IWPR'ye göre, yeşil konularla ilgili ulusal siyasi örgütlenme düzeyinde kadınların katılımı ve liderliği erkeklerden daha düşüktür; Büyük ulusal çevre örgütlerinin liderleri çoğunlukla erkektir. Yerel düzeyde, bir topluluğun sağlığına veya güvenliğine yönelik belirli bir çevresel tehditle mücadele eden gruplara kadınlar hem lider hem de üye olarak erkeklerden daha fazla katılıyor. Yerel felaketlere (zararlı fabrika emisyonları ve nükleer olaylar gibi) tepki olarak oluşturulan vatandaş gruplarının neredeyse yarısı kadınlar tarafından yönetiliyor veya çoğunlukla kadın üyelerden oluşuyor.
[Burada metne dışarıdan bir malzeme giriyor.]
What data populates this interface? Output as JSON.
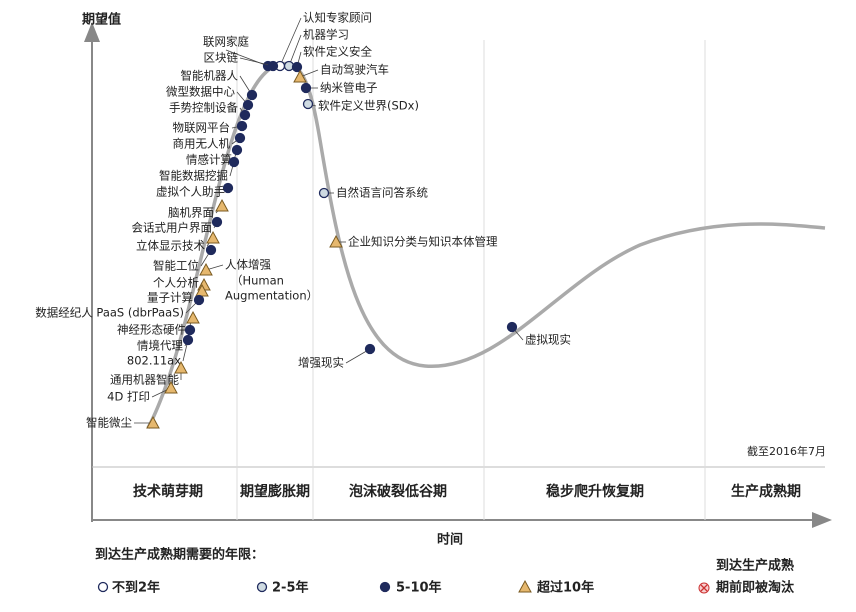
{
  "y_axis_label": "期望值",
  "x_axis_label": "时间",
  "note": "截至2016年7月",
  "phases": [
    "技术萌芽期",
    "期望膨胀期",
    "泡沫破裂低谷期",
    "稳步爬升恢复期",
    "生产成熟期"
  ],
  "nodes": [
    {
      "label": "认知专家顾问",
      "marker": 0
    },
    {
      "label": "机器学习",
      "marker": 1
    },
    {
      "label": "软件定义安全",
      "marker": 2
    },
    {
      "label": "自动驾驶汽车",
      "marker": 3
    },
    {
      "label": "纳米管电子",
      "marker": 2
    },
    {
      "label": "软件定义世界(SDx)",
      "marker": 1
    },
    {
      "label": "自然语言问答系统",
      "marker": 1
    },
    {
      "label": "企业知识分类与知识本体管理",
      "marker": 3
    },
    {
      "label": "增强现实",
      "marker": 2
    },
    {
      "label": "虚拟现实",
      "marker": 2
    },
    {
      "label": "联网家庭",
      "marker": 2
    },
    {
      "label": "区块链",
      "marker": 2
    },
    {
      "label": "智能机器人",
      "marker": 2
    },
    {
      "label": "微型数据中心",
      "marker": 2
    },
    {
      "label": "手势控制设备",
      "marker": 2
    },
    {
      "label": "物联网平台",
      "marker": 2
    },
    {
      "label": "商用无人机",
      "marker": 2
    },
    {
      "label": "情感计算",
      "marker": 2
    },
    {
      "label": "智能数据挖掘",
      "marker": 2
    },
    {
      "label": "虚拟个人助手",
      "marker": 2
    },
    {
      "label": "脑机界面",
      "marker": 3
    },
    {
      "label": "会话式用户界面",
      "marker": 2
    },
    {
      "label": "立体显示技术",
      "marker": 3
    },
    {
      "label": "智能工位",
      "marker": 2
    },
    {
      "label": "人体增强",
      "marker": 3,
      "note": [
        "（Human",
        "Augmentation）"
      ]
    },
    {
      "label": "个人分析",
      "marker": 3
    },
    {
      "label": "量子计算",
      "marker": 3
    },
    {
      "label": "数据经纪人 PaaS (dbrPaaS)",
      "marker": 2
    },
    {
      "label": "神经形态硬件",
      "marker": 3
    },
    {
      "label": "情境代理",
      "marker": 2
    },
    {
      "label": "802.11ax",
      "marker": 2
    },
    {
      "label": "通用机器智能",
      "marker": 3
    },
    {
      "label": "4D 打印",
      "marker": 3
    },
    {
      "label": "智能微尘",
      "marker": 3
    }
  ],
  "legend": {
    "title": "到达生产成熟期需要的年限：",
    "items": [
      "不到2年",
      "2-5年",
      "5-10年",
      "超过10年"
    ],
    "obsolete": [
      "到达生产成熟",
      "期前即被淘汰"
    ]
  }
}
Ancak bu bulguları erkeklerle kadınlar arasında temel bir farklılığın kanıtı olarak görmek gerici bir yaklaşımdır. Eğer erkekler ulusal çevre liderliğine hakimse, o zaman bu hakimiyete karşı çıkılmalı, radikal ev kadını feragatiyle kabul edilmemelidir. Kadınların karbon ayak izi daha küçükse, erkeklerin de karbon ayak izini azaltması gerekiyor. Eğer kadınlar bağlantıya daha fazla önem veriyorsa, o zaman erkeklerin de bunu geliştirmesi gerekir, yoksa ayrı alanlara geri döneriz. Peggy Orenstein'ın işaret ettiği gibi, erkek partnerler eşit derecede dahil olmadığında, radikal ev hanımları için bile ev hayatının neşesi kayboluyor. "Buna gerçekten eşitlikçi bir ilişki olarak girmezseniz" diye uyarıyor, kadınlar "özsaygı kaybı, ruh kaybı ve dünyaya dönememe" yaşayabilir (8). Paranın çoğunu erkekler kazandığında ve bakımın çoğunu kadınlar yaptığında sonuç, aile içinde kadınlara ve çocuklara zarar veren bir güç dengesizliği olur. Hem sosyal hem de ekolojik gerçek değişimi etkilemek için dengesizliği azaltmak mümkün müdür?
ZNetwork yalnızca okuyucularının cömertliğiyle finanse edilmektedir.